Na noite do domingo, 31, mensagens em aplicativos foram compartilhadas com a informação de que a mulher havia sido liberada da delegacia. Mas, de acordo com a Polícia, a informação é falsa. Tanto ela, quanto o homem e a meia-irmã do menino permanecem presos.

Um boletim de ocorrência foi registrado por crime de tortura, que pode dar de dois a oito anos de prisão. Com relação as mulheres, como omissão, a reclusão pode variar de um a quatro anos. A Polícia Civil também determinou fiança de R$ 5 mil para elas. O mesmo ainda não foi pago.

Conselho Tutelar conhecia os problemas, mas não a gravidade

Segundo o conselheiro tutelar da região Sul de Campinas, Moisés Sesion, houve falha no acompanhamento do menino. “O Conselho sabia que a família tinha problemas de relacionamento, o histórico com uso de drogas, e por isso tinha o acompanhamento da equipe de ‘média complexidade’ para casos assim. Mas, nunca havia chegado a informação de que o menino era mantido nessas condições”, disse em entrevista coletiva.

Ainda de acordo com o conselheiro, assim que o órgão acolhe uma informação de que uma família está em situação de vulnerabilidade, é encaminhado o caso para equipes responsáveis.

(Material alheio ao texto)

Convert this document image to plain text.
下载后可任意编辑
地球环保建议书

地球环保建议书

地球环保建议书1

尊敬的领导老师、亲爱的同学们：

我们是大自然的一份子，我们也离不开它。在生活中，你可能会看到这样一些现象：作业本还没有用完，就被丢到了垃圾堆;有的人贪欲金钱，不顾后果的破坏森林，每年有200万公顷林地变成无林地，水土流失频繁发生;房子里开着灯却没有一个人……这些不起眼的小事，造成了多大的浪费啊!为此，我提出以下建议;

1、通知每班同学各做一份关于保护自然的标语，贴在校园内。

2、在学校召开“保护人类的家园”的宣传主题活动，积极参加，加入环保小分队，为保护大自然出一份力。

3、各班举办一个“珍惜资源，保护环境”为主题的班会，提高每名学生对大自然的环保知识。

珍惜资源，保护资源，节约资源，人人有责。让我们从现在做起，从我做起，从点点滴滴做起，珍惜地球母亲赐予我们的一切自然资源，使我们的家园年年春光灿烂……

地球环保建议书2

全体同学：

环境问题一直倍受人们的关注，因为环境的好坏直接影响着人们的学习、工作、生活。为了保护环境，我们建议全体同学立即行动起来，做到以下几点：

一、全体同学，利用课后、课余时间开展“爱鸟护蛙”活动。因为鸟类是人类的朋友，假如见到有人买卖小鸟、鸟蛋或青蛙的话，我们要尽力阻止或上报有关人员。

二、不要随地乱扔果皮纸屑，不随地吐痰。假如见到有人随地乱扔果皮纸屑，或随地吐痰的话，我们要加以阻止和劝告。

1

O menino neste momento é acompanhado por profissionais ligados ao Creas (Centro de Referência Especializado em Assistência Social) e o Caps-IJ (Centro de Atenção Psicossocial Infanto-Juvenil), e passará por avaliação para observar uma possível doença psiquiátrica.

“Não há nenhum diagnóstico que confirme que o garoto esteja doente. Pode ser hiperatividade normal da idade. Nem no Caps há uma confirmação com 100% de certeza”, conta Sesion.

Com relação a denúncia feita pelos vizinhos, o conselheiro informou que o órgão não tem a função de “investigar denúncias” e, o Ministério Público já foi notificado sobre o caso.

Diante da repercussão do caso, as equipes se reunirão para descobrir “onde” houve a falha de acompanhamento do caso.